Maria Gabriella Micale

(Università degli Studi di Roma “La Sapienza”, Rome, Italy)

Since European archeological activities started in the 19th century, efforts to reconstruct the images of ancient Near Eastern cities in publication have affected the character of both the production and diffusion of discoveries to the general public and the scholarly world. During the course of time, the practice of creating likely images, not only of decorative apparata but for mostly of architectural remains, has become a “traditional” practice. At the same time, creating images is a crucial device that archaeologists and other scholars have developed and still develop to hypothesize, manage, perform, visualize and hand down the quantities of data that they produce. If the assumptions and aims of architectural reconstruction did not completely change from the 19th century until today, the development of technology has gradually affected them, turning a mere image into a virtual reality.
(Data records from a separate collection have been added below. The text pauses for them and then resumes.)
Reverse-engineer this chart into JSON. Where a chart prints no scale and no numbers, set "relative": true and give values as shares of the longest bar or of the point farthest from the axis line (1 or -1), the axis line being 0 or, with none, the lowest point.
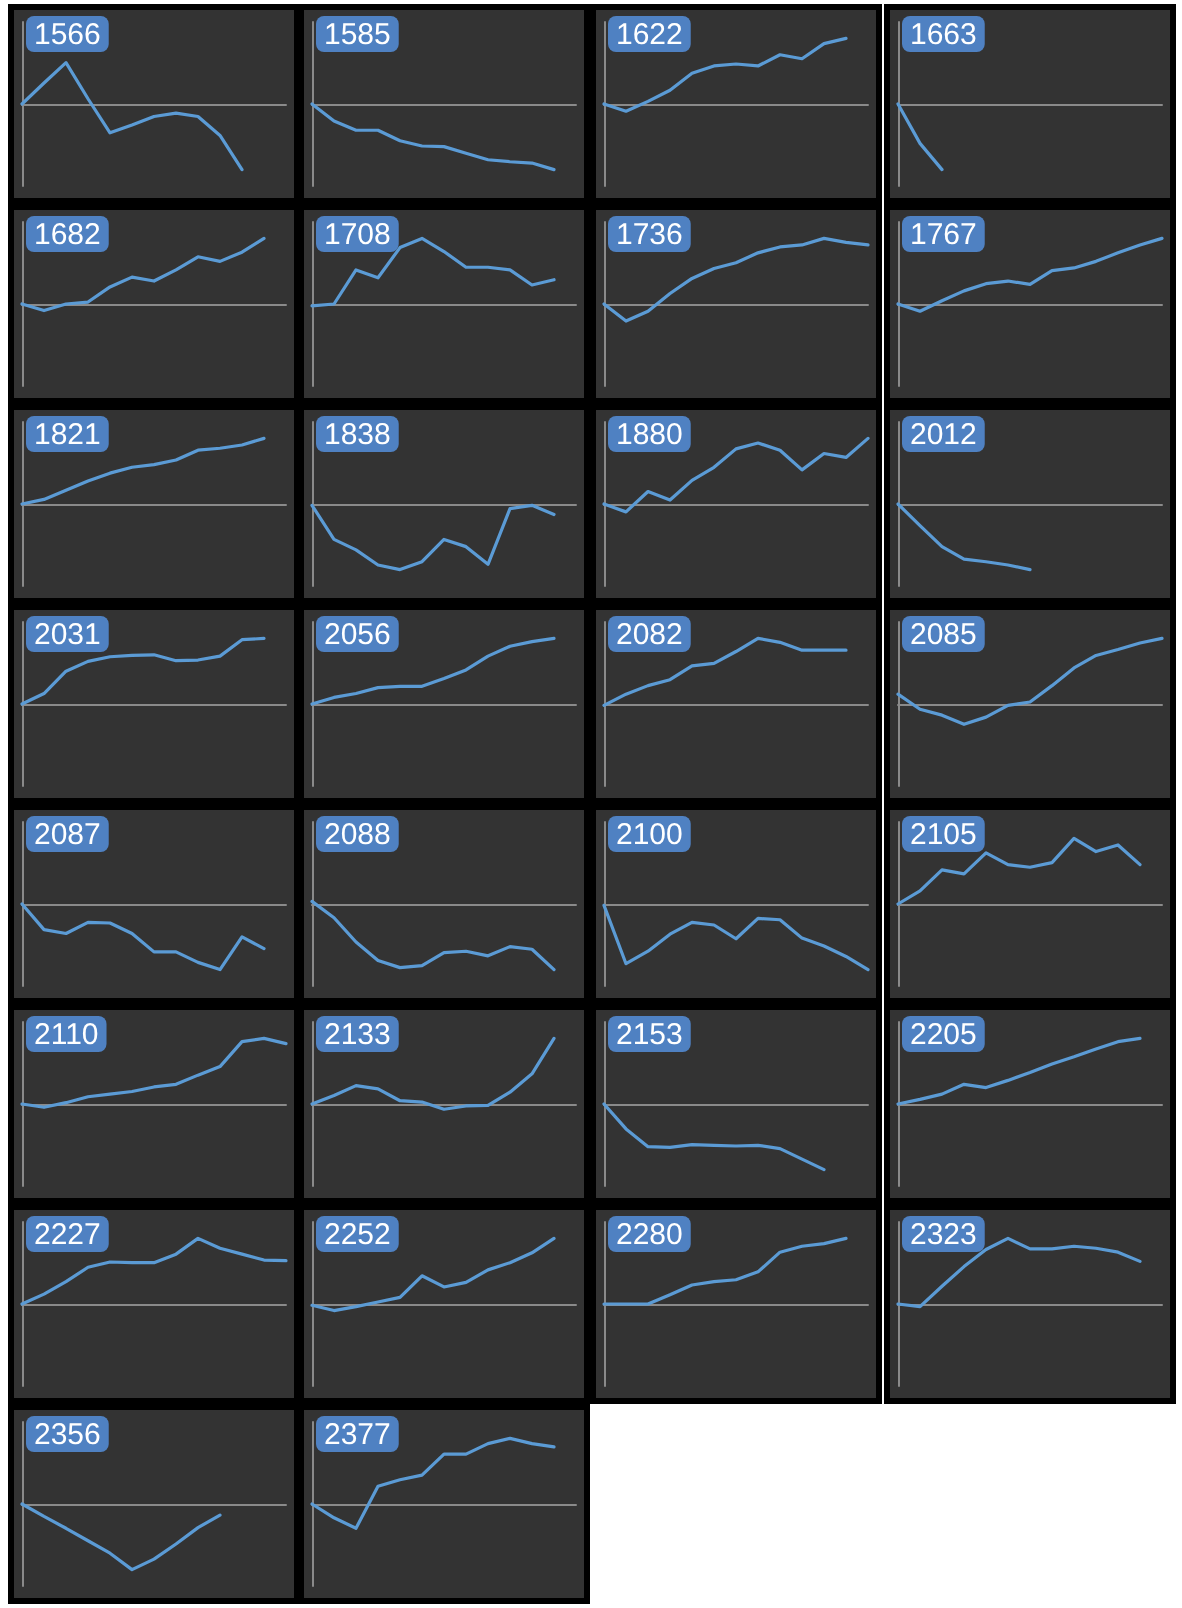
{
  "chart_data": [
    {
      "type": "line",
      "title": "1566",
      "relative": true,
      "color": "#5b9bd5",
      "categories": [
        null,
        null,
        null,
        null,
        null,
        null,
        null,
        null,
        null,
        null,
        null,
        null,
        null
      ],
      "values": [
        0,
        0.32,
        0.63,
        0.08,
        -0.44,
        -0.32,
        -0.19,
        -0.14,
        -0.19,
        -0.48,
        -1,
        null,
        null
      ]
    },
    {
      "type": "line",
      "title": "1585",
      "relative": true,
      "color": "#5b9bd5",
      "categories": [
        null,
        null,
        null,
        null,
        null,
        null,
        null,
        null,
        null,
        null,
        null,
        null,
        null
      ],
      "values": [
        0,
        -0.26,
        -0.4,
        -0.4,
        -0.56,
        -0.64,
        -0.65,
        -0.75,
        -0.85,
        -0.88,
        -0.9,
        -1,
        null
      ]
    },
    {
      "type": "line",
      "title": "1622",
      "relative": true,
      "color": "#5b9bd5",
      "categories": [
        null,
        null,
        null,
        null,
        null,
        null,
        null,
        null,
        null,
        null,
        null,
        null,
        null
      ],
      "values": [
        0,
        -0.11,
        0.04,
        0.21,
        0.47,
        0.58,
        0.61,
        0.58,
        0.75,
        0.69,
        0.92,
        1,
        null
      ]
    },
    {
      "type": "line",
      "title": "1663",
      "relative": true,
      "color": "#5b9bd5",
      "categories": [
        null,
        null,
        null,
        null,
        null,
        null,
        null,
        null,
        null,
        null,
        null,
        null,
        null
      ],
      "values": [
        0,
        -0.6,
        -1,
        null,
        null,
        null,
        null,
        null,
        null,
        null,
        null,
        null,
        null
      ]
    },
    {
      "type": "line",
      "title": "1682",
      "relative": true,
      "color": "#5b9bd5",
      "categories": [
        null,
        null,
        null,
        null,
        null,
        null,
        null,
        null,
        null,
        null,
        null,
        null,
        null
      ],
      "values": [
        0,
        -0.1,
        0,
        0.03,
        0.26,
        0.41,
        0.35,
        0.52,
        0.72,
        0.65,
        0.79,
        1,
        null
      ]
    },
    {
      "type": "line",
      "title": "1708",
      "relative": true,
      "color": "#5b9bd5",
      "categories": [
        null,
        null,
        null,
        null,
        null,
        null,
        null,
        null,
        null,
        null,
        null,
        null,
        null
      ],
      "values": [
        -0.03,
        0,
        0.52,
        0.4,
        0.86,
        1,
        0.8,
        0.56,
        0.56,
        0.52,
        0.29,
        0.37,
        null
      ]
    },
    {
      "type": "line",
      "title": "1736",
      "relative": true,
      "color": "#5b9bd5",
      "categories": [
        null,
        null,
        null,
        null,
        null,
        null,
        null,
        null,
        null,
        null,
        null,
        null,
        null
      ],
      "values": [
        0,
        -0.26,
        -0.11,
        0.16,
        0.39,
        0.54,
        0.63,
        0.78,
        0.87,
        0.9,
        1,
        0.94,
        0.9
      ]
    },
    {
      "type": "line",
      "title": "1767",
      "relative": true,
      "color": "#5b9bd5",
      "categories": [
        null,
        null,
        null,
        null,
        null,
        null,
        null,
        null,
        null,
        null,
        null,
        null,
        null
      ],
      "values": [
        0,
        -0.11,
        0.05,
        0.2,
        0.31,
        0.35,
        0.3,
        0.51,
        0.55,
        0.65,
        0.78,
        0.9,
        1
      ]
    },
    {
      "type": "line",
      "title": "1821",
      "relative": true,
      "color": "#5b9bd5",
      "categories": [
        null,
        null,
        null,
        null,
        null,
        null,
        null,
        null,
        null,
        null,
        null,
        null,
        null
      ],
      "values": [
        0,
        0.07,
        0.21,
        0.35,
        0.47,
        0.56,
        0.6,
        0.67,
        0.82,
        0.85,
        0.9,
        1,
        null
      ]
    },
    {
      "type": "line",
      "title": "1838",
      "relative": true,
      "color": "#5b9bd5",
      "categories": [
        null,
        null,
        null,
        null,
        null,
        null,
        null,
        null,
        null,
        null,
        null,
        null,
        null
      ],
      "values": [
        -0.02,
        -0.54,
        -0.7,
        -0.93,
        -1,
        -0.88,
        -0.54,
        -0.65,
        -0.92,
        -0.07,
        -0.02,
        -0.16,
        null
      ]
    },
    {
      "type": "line",
      "title": "1880",
      "relative": true,
      "color": "#5b9bd5",
      "categories": [
        null,
        null,
        null,
        null,
        null,
        null,
        null,
        null,
        null,
        null,
        null,
        null,
        null
      ],
      "values": [
        0,
        -0.12,
        0.19,
        0.06,
        0.36,
        0.56,
        0.84,
        0.93,
        0.82,
        0.52,
        0.77,
        0.71,
        1
      ]
    },
    {
      "type": "line",
      "title": "2012",
      "relative": true,
      "color": "#5b9bd5",
      "categories": [
        null,
        null,
        null,
        null,
        null,
        null,
        null,
        null,
        null,
        null,
        null,
        null,
        null
      ],
      "values": [
        0,
        -0.33,
        -0.65,
        -0.84,
        -0.88,
        -0.93,
        -1,
        null,
        null,
        null,
        null,
        null,
        null
      ]
    },
    {
      "type": "line",
      "title": "2031",
      "relative": true,
      "color": "#5b9bd5",
      "categories": [
        null,
        null,
        null,
        null,
        null,
        null,
        null,
        null,
        null,
        null,
        null,
        null,
        null
      ],
      "values": [
        0,
        0.16,
        0.5,
        0.65,
        0.72,
        0.74,
        0.75,
        0.66,
        0.67,
        0.73,
        0.98,
        1,
        null
      ]
    },
    {
      "type": "line",
      "title": "2056",
      "relative": true,
      "color": "#5b9bd5",
      "categories": [
        null,
        null,
        null,
        null,
        null,
        null,
        null,
        null,
        null,
        null,
        null,
        null,
        null
      ],
      "values": [
        0,
        0.1,
        0.16,
        0.25,
        0.27,
        0.27,
        0.39,
        0.52,
        0.73,
        0.88,
        0.95,
        1,
        null
      ]
    },
    {
      "type": "line",
      "title": "2082",
      "relative": true,
      "color": "#5b9bd5",
      "categories": [
        null,
        null,
        null,
        null,
        null,
        null,
        null,
        null,
        null,
        null,
        null,
        null,
        null
      ],
      "values": [
        -0.02,
        0.15,
        0.28,
        0.37,
        0.58,
        0.62,
        0.8,
        1,
        0.94,
        0.82,
        0.82,
        0.82,
        null
      ]
    },
    {
      "type": "line",
      "title": "2085",
      "relative": true,
      "color": "#5b9bd5",
      "categories": [
        null,
        null,
        null,
        null,
        null,
        null,
        null,
        null,
        null,
        null,
        null,
        null,
        null
      ],
      "values": [
        0.15,
        -0.08,
        -0.17,
        -0.31,
        -0.2,
        -0.02,
        0.03,
        0.28,
        0.55,
        0.74,
        0.83,
        0.93,
        1
      ]
    },
    {
      "type": "line",
      "title": "2087",
      "relative": true,
      "color": "#5b9bd5",
      "categories": [
        null,
        null,
        null,
        null,
        null,
        null,
        null,
        null,
        null,
        null,
        null,
        null,
        null
      ],
      "values": [
        0,
        -0.39,
        -0.45,
        -0.28,
        -0.29,
        -0.45,
        -0.73,
        -0.73,
        -0.89,
        -1,
        -0.5,
        -0.68,
        null
      ]
    },
    {
      "type": "line",
      "title": "2088",
      "relative": true,
      "color": "#5b9bd5",
      "categories": [
        null,
        null,
        null,
        null,
        null,
        null,
        null,
        null,
        null,
        null,
        null,
        null,
        null
      ],
      "values": [
        0.04,
        -0.21,
        -0.58,
        -0.86,
        -0.97,
        -0.94,
        -0.74,
        -0.72,
        -0.79,
        -0.65,
        -0.69,
        -1,
        null
      ]
    },
    {
      "type": "line",
      "title": "2100",
      "relative": true,
      "color": "#5b9bd5",
      "categories": [
        null,
        null,
        null,
        null,
        null,
        null,
        null,
        null,
        null,
        null,
        null,
        null,
        null
      ],
      "values": [
        -0.02,
        -0.91,
        -0.72,
        -0.46,
        -0.28,
        -0.32,
        -0.53,
        -0.22,
        -0.24,
        -0.52,
        -0.64,
        -0.8,
        -1
      ]
    },
    {
      "type": "line",
      "title": "2105",
      "relative": true,
      "color": "#5b9bd5",
      "categories": [
        null,
        null,
        null,
        null,
        null,
        null,
        null,
        null,
        null,
        null,
        null,
        null,
        null
      ],
      "values": [
        0,
        0.2,
        0.52,
        0.46,
        0.78,
        0.6,
        0.56,
        0.63,
        1,
        0.8,
        0.9,
        0.6,
        null
      ]
    },
    {
      "type": "line",
      "title": "2110",
      "relative": true,
      "color": "#5b9bd5",
      "categories": [
        null,
        null,
        null,
        null,
        null,
        null,
        null,
        null,
        null,
        null,
        null,
        null,
        null
      ],
      "values": [
        0,
        -0.05,
        0.02,
        0.11,
        0.15,
        0.19,
        0.26,
        0.3,
        0.44,
        0.57,
        0.95,
        1,
        0.92
      ]
    },
    {
      "type": "line",
      "title": "2133",
      "relative": true,
      "color": "#5b9bd5",
      "categories": [
        null,
        null,
        null,
        null,
        null,
        null,
        null,
        null,
        null,
        null,
        null,
        null,
        null
      ],
      "values": [
        0,
        0.13,
        0.28,
        0.23,
        0.05,
        0.03,
        -0.08,
        -0.03,
        -0.02,
        0.18,
        0.46,
        1,
        null
      ]
    },
    {
      "type": "line",
      "title": "2153",
      "relative": true,
      "color": "#5b9bd5",
      "categories": [
        null,
        null,
        null,
        null,
        null,
        null,
        null,
        null,
        null,
        null,
        null,
        null,
        null
      ],
      "values": [
        0,
        -0.38,
        -0.65,
        -0.66,
        -0.62,
        -0.63,
        -0.64,
        -0.63,
        -0.68,
        -0.84,
        -1,
        null,
        null
      ]
    },
    {
      "type": "line",
      "title": "2205",
      "relative": true,
      "color": "#5b9bd5",
      "categories": [
        null,
        null,
        null,
        null,
        null,
        null,
        null,
        null,
        null,
        null,
        null,
        null,
        null
      ],
      "values": [
        0,
        0.07,
        0.15,
        0.3,
        0.25,
        0.36,
        0.48,
        0.61,
        0.72,
        0.84,
        0.95,
        1,
        null
      ]
    },
    {
      "type": "line",
      "title": "2227",
      "relative": true,
      "color": "#5b9bd5",
      "categories": [
        null,
        null,
        null,
        null,
        null,
        null,
        null,
        null,
        null,
        null,
        null,
        null,
        null
      ],
      "values": [
        0,
        0.15,
        0.34,
        0.56,
        0.64,
        0.63,
        0.63,
        0.76,
        1,
        0.85,
        0.76,
        0.67,
        0.66
      ]
    },
    {
      "type": "line",
      "title": "2252",
      "relative": true,
      "color": "#5b9bd5",
      "categories": [
        null,
        null,
        null,
        null,
        null,
        null,
        null,
        null,
        null,
        null,
        null,
        null,
        null
      ],
      "values": [
        -0.02,
        -0.1,
        -0.04,
        0.03,
        0.1,
        0.43,
        0.26,
        0.33,
        0.52,
        0.63,
        0.78,
        1,
        null
      ]
    },
    {
      "type": "line",
      "title": "2280",
      "relative": true,
      "color": "#5b9bd5",
      "categories": [
        null,
        null,
        null,
        null,
        null,
        null,
        null,
        null,
        null,
        null,
        null,
        null,
        null
      ],
      "values": [
        0,
        0,
        0,
        0.14,
        0.29,
        0.34,
        0.37,
        0.49,
        0.79,
        0.88,
        0.92,
        1,
        null
      ]
    },
    {
      "type": "line",
      "title": "2323",
      "relative": true,
      "color": "#5b9bd5",
      "categories": [
        null,
        null,
        null,
        null,
        null,
        null,
        null,
        null,
        null,
        null,
        null,
        null,
        null
      ],
      "values": [
        0,
        -0.04,
        0.27,
        0.57,
        0.83,
        1,
        0.84,
        0.84,
        0.88,
        0.85,
        0.79,
        0.65,
        null
      ]
    },
    {
      "type": "line",
      "title": "2356",
      "relative": true,
      "color": "#5b9bd5",
      "categories": [
        null,
        null,
        null,
        null,
        null,
        null,
        null,
        null,
        null,
        null,
        null,
        null,
        null
      ],
      "values": [
        0,
        -0.19,
        -0.37,
        -0.56,
        -0.75,
        -1,
        -0.84,
        -0.61,
        -0.36,
        -0.17,
        null,
        null,
        null
      ]
    },
    {
      "type": "line",
      "title": "2377",
      "relative": true,
      "color": "#5b9bd5",
      "categories": [
        null,
        null,
        null,
        null,
        null,
        null,
        null,
        null,
        null,
        null,
        null,
        null,
        null
      ],
      "values": [
        0,
        -0.21,
        -0.37,
        0.27,
        0.37,
        0.44,
        0.76,
        0.76,
        0.92,
        1,
        0.92,
        0.87,
        null
      ]
    }
  ]
}
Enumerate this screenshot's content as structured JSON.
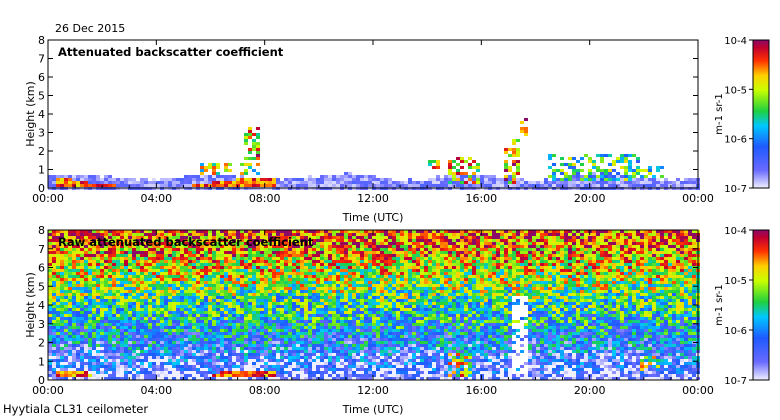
{
  "date_label": "26 Dec 2015",
  "footer_label": "Hyytiala CL31 ceilometer",
  "chart_data": [
    {
      "type": "heatmap",
      "title": "Attenuated backscatter coefficient",
      "xlabel": "Time (UTC)",
      "ylabel": "Height (km)",
      "x_ticks": [
        "00:00",
        "04:00",
        "08:00",
        "12:00",
        "16:00",
        "20:00",
        "00:00"
      ],
      "y_ticks": [
        "0",
        "1",
        "2",
        "3",
        "4",
        "5",
        "6",
        "7",
        "8"
      ],
      "xlim_hours": [
        0,
        24
      ],
      "ylim_km": [
        0,
        8
      ],
      "colorbar": {
        "unit_text": "m-1 sr-1",
        "ticks": [
          "10-7",
          "10-6",
          "10-5",
          "10-4"
        ],
        "log_range": [
          -7,
          -4
        ]
      },
      "features": [
        {
          "kind": "boundary_layer",
          "t0": 0,
          "t1": 24,
          "h_km": 0.6,
          "level": -6.7
        },
        {
          "kind": "surface_layer",
          "t0": 0.3,
          "t1": 8.4,
          "h_km": 0.35,
          "level": -4.5
        },
        {
          "kind": "cloud",
          "t0": 5.6,
          "t1": 7.8,
          "h0": 0.7,
          "h1": 1.4,
          "level": -5.2
        },
        {
          "kind": "cloud",
          "t0": 7.3,
          "t1": 7.9,
          "h0": 1.4,
          "h1": 3.3,
          "level": -4.8
        },
        {
          "kind": "cloud",
          "t0": 14.1,
          "t1": 14.4,
          "h0": 1.1,
          "h1": 1.5,
          "level": -5.0
        },
        {
          "kind": "cloud",
          "t0": 14.8,
          "t1": 16.0,
          "h0": 0.2,
          "h1": 1.7,
          "level": -4.9
        },
        {
          "kind": "cloud",
          "t0": 16.8,
          "t1": 17.5,
          "h0": 0.2,
          "h1": 2.6,
          "level": -4.6
        },
        {
          "kind": "cloud",
          "t0": 17.5,
          "t1": 17.7,
          "h0": 2.5,
          "h1": 3.8,
          "level": -4.4
        },
        {
          "kind": "cloud",
          "t0": 18.5,
          "t1": 21.8,
          "h0": 0.3,
          "h1": 1.9,
          "level": -5.6
        },
        {
          "kind": "cloud",
          "t0": 21.8,
          "t1": 22.8,
          "h0": 0.5,
          "h1": 1.2,
          "level": -5.4
        }
      ]
    },
    {
      "type": "heatmap",
      "title": "Raw attenuated backscatter coefficient",
      "xlabel": "Time (UTC)",
      "ylabel": "Height (km)",
      "x_ticks": [
        "00:00",
        "04:00",
        "08:00",
        "12:00",
        "16:00",
        "20:00",
        "00:00"
      ],
      "y_ticks": [
        "0",
        "1",
        "2",
        "3",
        "4",
        "5",
        "6",
        "7",
        "8"
      ],
      "xlim_hours": [
        0,
        24
      ],
      "ylim_km": [
        0,
        8
      ],
      "colorbar": {
        "unit_text": "m-1 sr-1",
        "ticks": [
          "10-7",
          "10-6",
          "10-5",
          "10-4"
        ],
        "log_range": [
          -7,
          -4
        ]
      },
      "features": [
        {
          "kind": "noise_gradient",
          "level_bottom": -6.8,
          "level_top": -4.4
        },
        {
          "kind": "surface_layer",
          "t0": 0.3,
          "t1": 8.4,
          "h_km": 0.35,
          "level": -4.5
        },
        {
          "kind": "clear_gap",
          "t0": 17.2,
          "t1": 17.7,
          "h0": 0.3,
          "h1": 4.5
        },
        {
          "kind": "cloud",
          "t0": 14.8,
          "t1": 15.6,
          "h0": 0.2,
          "h1": 1.5,
          "level": -5.0
        },
        {
          "kind": "cloud",
          "t0": 21.8,
          "t1": 22.6,
          "h0": 0.5,
          "h1": 1.2,
          "level": -5.2
        }
      ]
    }
  ]
}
This paper aims at presenting an analytical investigation of some recent experiences in the field of the digital architectural reconstructions. The analysis mainly emphasizes the role of both real and mental sources of reconstructed contexts, recognizing and “disentangling” their components. Thus, we must start from a structuralist analysis of the whole of the archeological and architectural data in each case, in order to explain the nature of each architectural context and so render it in return to its most likely image. Thus, it is possible to bring together the reconstructed components of the whole context and look at it in the light of its complex nature, its limits and contradictions. This is also the start of a new and maybe even more “real” intellectual experience of Mesopotamian architecture.